En Suisse, on compte chaque année une soixantaine de modifications législatives au nom des consommateurs. À y regarder de plus près, il s’avère toutefois que bon nombre de ces interventions sont loin de favoriser les consommateurs dans la mesure où elles restreignent plutôt leur liberté de choix, tant actuelle que future. Les offreurs ne peuvent plus répondre aux besoins des consommateurs de manière optimale, et pour cause : les processus de production et de distribution renchérissent et l’accès au marché est sans cesse plombé par de nouveaux obstacles. Ainsi, l’argument fallacieux selon lequel il faudrait protéger les consommateurs contre les risques liés aux denrées alimentaires étrangères de moindre qualité n’est rien d’autre que du protectionnisme pour le milieu agricole. Les règles de déclaration suisses imposent, en outre, des emballages spéciaux dont le coût est répercuté sur les produits importés (p. ex. mises en garde et précautions d’emploi en trois langues). Le régime d’autorisation des produits admis à la vente dans l’UE procède lui aussi d’un réflexe protectionniste.
Les lacunes dans l’information se réduisent
L’évolution devrait toutefois être inverse si l’on réfléchit au changement technologique des dernières décennies. L’omniprésence des nouvelles technologies de l’information et de la communication a considérablement amélioré l’accès des consommateurs à l’information. C’est surtout Internet qui a donné à ces derniers un pouvoir insoupçonné. Aujourd’hui, plus personne ne réserve un voyage sans consulter au préalable les avis publiés sur la Toile par d’autres vacanciers. Des applications pour téléphones intelligents permettent une analyse simple et rapide des codes-barres apposés sur les produits du supermarché. La vision classique du «consommateur mal informé», qu’il faut protéger contre l’exploitation et les abus, est perçue de plus en plus comme un anachronisme, d’autant que les enfants du numérique représentent une part croissante de la population. Internet n’a pas seulement réduit les lacunes dans l’information, mais représente aussi un instrument de discipline extrêmement efficace. Dans notre monde numérique, la «tricherie» est synonyme de stratégie à haut risque pour les entreprises.
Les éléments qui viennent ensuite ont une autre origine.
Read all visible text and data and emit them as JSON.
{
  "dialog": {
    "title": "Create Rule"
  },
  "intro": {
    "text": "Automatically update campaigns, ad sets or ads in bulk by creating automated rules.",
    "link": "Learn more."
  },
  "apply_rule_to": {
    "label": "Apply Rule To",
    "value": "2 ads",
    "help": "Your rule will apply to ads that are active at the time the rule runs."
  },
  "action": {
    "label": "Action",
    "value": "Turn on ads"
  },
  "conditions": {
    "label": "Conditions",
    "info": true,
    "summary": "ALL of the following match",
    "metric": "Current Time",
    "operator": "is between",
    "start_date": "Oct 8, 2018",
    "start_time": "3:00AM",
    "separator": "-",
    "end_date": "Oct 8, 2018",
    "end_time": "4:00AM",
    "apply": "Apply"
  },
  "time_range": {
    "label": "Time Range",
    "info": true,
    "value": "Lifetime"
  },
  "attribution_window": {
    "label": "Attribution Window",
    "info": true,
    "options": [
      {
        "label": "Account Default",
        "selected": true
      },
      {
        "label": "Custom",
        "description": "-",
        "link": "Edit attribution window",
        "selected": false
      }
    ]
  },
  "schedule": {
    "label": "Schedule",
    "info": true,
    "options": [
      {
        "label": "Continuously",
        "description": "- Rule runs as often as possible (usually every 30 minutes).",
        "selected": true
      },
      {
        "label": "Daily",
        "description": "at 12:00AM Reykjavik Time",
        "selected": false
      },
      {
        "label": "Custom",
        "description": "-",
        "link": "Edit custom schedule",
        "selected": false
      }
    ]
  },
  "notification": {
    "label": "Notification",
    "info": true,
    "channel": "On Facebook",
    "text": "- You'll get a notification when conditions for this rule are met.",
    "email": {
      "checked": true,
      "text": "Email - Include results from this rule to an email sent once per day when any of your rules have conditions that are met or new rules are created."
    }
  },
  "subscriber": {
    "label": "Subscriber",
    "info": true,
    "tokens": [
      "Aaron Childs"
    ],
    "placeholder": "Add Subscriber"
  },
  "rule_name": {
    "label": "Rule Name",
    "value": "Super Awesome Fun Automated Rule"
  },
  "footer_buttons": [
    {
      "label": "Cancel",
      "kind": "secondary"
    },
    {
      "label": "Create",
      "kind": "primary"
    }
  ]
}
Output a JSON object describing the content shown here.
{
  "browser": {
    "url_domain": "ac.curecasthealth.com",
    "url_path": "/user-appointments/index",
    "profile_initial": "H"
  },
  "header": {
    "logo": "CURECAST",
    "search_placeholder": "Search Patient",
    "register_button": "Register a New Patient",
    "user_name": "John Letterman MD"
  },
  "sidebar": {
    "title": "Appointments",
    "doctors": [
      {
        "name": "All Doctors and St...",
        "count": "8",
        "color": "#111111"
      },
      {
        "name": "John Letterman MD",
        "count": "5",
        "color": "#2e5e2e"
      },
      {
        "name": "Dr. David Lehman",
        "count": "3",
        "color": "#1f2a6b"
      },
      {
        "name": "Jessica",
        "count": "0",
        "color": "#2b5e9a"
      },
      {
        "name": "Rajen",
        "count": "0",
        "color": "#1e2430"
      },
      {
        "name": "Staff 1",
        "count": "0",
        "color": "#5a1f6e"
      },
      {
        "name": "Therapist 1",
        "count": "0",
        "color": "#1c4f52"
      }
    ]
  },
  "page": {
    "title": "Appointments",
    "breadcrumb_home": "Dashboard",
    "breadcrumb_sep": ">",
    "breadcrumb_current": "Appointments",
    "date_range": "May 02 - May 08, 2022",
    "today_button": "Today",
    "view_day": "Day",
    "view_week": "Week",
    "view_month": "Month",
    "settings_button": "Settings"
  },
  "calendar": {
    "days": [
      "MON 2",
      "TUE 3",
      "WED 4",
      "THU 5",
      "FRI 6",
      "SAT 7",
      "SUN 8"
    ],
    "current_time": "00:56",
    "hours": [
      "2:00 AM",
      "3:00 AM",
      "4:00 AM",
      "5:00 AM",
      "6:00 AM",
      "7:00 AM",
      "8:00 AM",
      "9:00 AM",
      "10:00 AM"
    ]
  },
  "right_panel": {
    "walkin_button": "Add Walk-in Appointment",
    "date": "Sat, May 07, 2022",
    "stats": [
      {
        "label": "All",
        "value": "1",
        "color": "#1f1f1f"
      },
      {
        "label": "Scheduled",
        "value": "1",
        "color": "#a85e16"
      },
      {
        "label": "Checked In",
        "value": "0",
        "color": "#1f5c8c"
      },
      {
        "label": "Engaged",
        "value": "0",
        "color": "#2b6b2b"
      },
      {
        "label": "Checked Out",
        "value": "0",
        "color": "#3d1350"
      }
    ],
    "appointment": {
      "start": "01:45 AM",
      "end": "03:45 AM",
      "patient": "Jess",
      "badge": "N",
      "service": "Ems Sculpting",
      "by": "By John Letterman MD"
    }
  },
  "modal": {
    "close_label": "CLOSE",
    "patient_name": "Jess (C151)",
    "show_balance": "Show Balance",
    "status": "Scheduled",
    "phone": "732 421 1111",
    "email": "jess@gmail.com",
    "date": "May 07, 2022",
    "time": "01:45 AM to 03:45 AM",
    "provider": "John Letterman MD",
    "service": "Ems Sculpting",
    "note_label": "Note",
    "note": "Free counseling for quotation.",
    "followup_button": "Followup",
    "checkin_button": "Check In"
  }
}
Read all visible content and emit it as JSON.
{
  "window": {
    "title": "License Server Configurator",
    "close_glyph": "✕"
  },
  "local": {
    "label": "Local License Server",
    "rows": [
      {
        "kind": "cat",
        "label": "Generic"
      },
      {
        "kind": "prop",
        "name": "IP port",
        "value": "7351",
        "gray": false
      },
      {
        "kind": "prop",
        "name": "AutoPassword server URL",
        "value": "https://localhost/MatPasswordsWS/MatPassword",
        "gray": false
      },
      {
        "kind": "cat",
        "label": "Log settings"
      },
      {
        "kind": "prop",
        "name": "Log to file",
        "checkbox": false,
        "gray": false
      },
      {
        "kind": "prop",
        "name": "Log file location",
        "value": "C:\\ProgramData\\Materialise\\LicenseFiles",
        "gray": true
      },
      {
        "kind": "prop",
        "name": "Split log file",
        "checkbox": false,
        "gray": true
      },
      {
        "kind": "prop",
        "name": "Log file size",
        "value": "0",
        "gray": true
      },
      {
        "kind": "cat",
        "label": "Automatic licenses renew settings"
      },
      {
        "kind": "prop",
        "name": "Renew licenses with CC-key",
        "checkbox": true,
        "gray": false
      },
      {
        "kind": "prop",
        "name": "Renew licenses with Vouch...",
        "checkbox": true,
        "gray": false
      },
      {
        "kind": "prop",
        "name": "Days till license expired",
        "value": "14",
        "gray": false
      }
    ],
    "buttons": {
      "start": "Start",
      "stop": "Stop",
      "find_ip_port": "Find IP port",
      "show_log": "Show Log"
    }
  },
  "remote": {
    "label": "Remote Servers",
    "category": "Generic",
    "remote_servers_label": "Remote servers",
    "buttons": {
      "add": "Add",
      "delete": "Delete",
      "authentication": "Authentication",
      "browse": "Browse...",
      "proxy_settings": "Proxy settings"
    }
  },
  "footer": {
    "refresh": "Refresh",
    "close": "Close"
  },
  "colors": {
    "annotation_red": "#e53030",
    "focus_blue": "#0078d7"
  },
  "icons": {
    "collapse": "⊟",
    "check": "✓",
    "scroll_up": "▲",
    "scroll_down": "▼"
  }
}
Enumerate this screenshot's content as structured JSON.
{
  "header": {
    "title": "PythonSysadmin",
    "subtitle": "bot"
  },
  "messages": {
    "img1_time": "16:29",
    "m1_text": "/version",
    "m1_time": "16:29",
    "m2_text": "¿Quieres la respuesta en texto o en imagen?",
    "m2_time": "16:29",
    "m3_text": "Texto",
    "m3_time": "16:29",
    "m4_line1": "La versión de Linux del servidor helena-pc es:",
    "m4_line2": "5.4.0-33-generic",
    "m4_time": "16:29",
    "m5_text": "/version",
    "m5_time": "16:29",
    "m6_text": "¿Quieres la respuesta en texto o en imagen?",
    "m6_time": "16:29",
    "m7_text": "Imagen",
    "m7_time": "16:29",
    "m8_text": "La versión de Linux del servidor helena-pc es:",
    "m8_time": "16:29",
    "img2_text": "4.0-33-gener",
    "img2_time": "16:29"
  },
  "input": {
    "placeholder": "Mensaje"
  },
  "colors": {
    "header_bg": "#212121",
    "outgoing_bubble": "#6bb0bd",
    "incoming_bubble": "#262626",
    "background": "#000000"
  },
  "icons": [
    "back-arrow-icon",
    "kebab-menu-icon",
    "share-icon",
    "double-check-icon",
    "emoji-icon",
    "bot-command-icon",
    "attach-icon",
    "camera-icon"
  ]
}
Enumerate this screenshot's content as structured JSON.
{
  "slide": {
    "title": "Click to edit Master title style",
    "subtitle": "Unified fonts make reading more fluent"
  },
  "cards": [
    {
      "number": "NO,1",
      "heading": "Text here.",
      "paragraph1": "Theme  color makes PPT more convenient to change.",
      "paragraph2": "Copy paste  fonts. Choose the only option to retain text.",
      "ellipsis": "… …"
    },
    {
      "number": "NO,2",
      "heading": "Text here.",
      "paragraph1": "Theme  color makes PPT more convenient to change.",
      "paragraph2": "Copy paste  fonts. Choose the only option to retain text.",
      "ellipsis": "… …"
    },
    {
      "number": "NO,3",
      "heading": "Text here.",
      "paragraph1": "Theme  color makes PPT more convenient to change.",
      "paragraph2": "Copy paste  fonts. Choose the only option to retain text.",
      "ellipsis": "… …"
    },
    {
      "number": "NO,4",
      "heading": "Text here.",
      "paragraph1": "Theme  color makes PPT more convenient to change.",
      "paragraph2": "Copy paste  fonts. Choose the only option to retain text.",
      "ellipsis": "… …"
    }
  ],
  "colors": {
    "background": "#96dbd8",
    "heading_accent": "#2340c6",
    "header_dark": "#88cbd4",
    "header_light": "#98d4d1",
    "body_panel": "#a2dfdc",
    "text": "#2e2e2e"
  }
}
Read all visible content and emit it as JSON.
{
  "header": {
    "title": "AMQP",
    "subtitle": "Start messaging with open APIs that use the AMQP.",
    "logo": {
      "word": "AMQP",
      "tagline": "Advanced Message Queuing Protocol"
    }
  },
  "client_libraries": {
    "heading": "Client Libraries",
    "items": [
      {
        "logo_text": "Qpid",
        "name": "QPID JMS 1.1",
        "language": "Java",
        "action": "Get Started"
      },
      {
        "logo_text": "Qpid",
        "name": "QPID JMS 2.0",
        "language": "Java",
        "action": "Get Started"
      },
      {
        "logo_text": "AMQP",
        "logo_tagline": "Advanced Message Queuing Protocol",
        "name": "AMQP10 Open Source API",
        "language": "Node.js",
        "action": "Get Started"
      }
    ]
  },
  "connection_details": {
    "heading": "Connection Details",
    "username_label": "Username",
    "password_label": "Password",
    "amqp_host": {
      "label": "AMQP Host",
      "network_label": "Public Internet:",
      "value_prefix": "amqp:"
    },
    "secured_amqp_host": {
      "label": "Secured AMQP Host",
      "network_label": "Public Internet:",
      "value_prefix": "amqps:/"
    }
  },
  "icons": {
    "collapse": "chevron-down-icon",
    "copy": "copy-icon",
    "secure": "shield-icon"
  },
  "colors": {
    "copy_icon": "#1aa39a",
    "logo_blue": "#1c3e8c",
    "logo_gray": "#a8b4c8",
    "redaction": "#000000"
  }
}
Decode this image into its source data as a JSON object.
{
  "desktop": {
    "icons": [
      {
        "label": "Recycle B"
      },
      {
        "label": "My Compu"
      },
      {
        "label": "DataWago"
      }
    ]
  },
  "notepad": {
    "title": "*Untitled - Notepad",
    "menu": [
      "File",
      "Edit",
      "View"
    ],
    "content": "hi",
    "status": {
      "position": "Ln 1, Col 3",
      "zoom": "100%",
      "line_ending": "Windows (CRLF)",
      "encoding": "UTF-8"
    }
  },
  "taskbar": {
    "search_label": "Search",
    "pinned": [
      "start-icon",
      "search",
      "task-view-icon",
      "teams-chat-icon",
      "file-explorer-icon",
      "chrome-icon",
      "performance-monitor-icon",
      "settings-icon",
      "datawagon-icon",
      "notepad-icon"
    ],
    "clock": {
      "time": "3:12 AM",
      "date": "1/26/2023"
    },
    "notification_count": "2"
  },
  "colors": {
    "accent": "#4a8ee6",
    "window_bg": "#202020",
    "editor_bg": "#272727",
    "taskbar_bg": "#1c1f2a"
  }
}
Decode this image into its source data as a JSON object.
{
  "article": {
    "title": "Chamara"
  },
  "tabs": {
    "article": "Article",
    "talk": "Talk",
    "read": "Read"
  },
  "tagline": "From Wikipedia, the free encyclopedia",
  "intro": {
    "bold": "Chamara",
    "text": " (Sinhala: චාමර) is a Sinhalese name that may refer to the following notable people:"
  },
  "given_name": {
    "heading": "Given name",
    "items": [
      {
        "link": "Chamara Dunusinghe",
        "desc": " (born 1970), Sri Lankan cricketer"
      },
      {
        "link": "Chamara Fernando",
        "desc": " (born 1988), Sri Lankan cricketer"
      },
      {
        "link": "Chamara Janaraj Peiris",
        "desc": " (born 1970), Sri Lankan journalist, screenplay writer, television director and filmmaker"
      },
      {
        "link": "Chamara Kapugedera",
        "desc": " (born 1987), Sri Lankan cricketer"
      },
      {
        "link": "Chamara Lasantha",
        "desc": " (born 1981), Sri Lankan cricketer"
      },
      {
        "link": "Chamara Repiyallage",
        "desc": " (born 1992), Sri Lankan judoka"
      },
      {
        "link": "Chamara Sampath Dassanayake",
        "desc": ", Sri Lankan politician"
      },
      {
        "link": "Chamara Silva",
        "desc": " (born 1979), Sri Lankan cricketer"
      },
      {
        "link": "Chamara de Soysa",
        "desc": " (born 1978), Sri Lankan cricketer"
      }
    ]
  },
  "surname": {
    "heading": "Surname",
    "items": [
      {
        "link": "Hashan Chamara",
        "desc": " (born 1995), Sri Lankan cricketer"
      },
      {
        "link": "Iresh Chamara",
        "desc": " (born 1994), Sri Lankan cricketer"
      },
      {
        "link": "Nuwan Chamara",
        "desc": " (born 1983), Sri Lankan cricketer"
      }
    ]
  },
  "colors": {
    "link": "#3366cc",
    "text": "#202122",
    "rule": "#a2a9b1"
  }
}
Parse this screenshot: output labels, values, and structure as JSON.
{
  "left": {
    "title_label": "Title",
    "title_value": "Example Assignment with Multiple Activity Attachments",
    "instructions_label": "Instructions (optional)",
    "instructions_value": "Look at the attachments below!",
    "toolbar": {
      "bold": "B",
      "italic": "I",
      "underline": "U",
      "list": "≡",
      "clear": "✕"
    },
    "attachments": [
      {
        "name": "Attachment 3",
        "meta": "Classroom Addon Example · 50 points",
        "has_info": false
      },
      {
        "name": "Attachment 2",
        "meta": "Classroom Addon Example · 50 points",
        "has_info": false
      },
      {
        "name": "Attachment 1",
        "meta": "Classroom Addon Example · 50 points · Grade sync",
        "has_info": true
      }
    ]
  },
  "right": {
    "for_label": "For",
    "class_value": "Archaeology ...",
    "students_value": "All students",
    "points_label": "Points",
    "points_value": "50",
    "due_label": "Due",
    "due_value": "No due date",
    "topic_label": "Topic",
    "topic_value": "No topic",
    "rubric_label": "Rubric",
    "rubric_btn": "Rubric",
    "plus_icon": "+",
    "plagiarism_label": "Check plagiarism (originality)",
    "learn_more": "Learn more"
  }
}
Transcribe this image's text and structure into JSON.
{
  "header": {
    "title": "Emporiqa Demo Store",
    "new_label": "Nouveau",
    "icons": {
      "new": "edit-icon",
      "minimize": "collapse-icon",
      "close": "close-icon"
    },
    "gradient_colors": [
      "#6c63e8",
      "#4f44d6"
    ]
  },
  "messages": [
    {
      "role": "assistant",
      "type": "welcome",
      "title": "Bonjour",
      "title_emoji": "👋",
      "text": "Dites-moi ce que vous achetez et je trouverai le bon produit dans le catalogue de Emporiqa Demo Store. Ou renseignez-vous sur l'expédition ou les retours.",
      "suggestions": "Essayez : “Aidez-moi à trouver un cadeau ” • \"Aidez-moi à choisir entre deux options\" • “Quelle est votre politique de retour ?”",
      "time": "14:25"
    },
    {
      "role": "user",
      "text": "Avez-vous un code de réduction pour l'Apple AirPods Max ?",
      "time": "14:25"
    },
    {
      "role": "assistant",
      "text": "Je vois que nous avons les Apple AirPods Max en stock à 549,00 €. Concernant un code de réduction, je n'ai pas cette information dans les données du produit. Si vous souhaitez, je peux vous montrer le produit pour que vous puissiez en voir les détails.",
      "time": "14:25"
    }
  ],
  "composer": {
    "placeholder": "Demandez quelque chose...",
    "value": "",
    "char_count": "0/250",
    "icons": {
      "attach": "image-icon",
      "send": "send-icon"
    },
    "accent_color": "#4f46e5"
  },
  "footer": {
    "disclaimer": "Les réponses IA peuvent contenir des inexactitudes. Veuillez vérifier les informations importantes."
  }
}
Toute découverte de tromperie équivaut à une perte irrémédiable de réputation – l’affaire «Carne Grischa» (fausses déclarations sur la viande) ou le scandale des émissions de VW en sont la preuve.
La malédiction du paternalisme doux
La justification classique de la protection des consommateurs perd du terrain. Aujourd’hui, l’argumentation prédominante consiste à invoquer les possibilités exponentielles de choix et le déluge informatif. L’État devrait dès lors prendre gentiment les consommateurs par la main. Or, un «État-nounou», qui prétend savoir comment ces derniers doivent se comporter, n’est guère conciliable avec une société libérale. Au lieu de chercher à manipuler, à mettre sous tutelle et à cadrer les consommateurs, l’État devrait apprendre aux citoyens à développer la liberté de choix et la responsabilité individuelle. Il devrait également veiller à préserver le libre jeu de la concurrence. C’est finalement la concurrence qui offrira la meilleure protection possible aux consommateurs. Cet objectif présuppose des mécanismes décisionnels et institutionnels capables de bloquer toute réglementation allant à l’encontre des intérêts des consommateurs ou affaiblissant leur souveraineté. Dans une telle optique, il faudrait analyser toutes les interventions faites au nom des consommateurs et déterminer leur ratio coûts/bénéfices sur la base de critères économiques objectifs.
Publié dans «La Vie économique» 4 / 2016.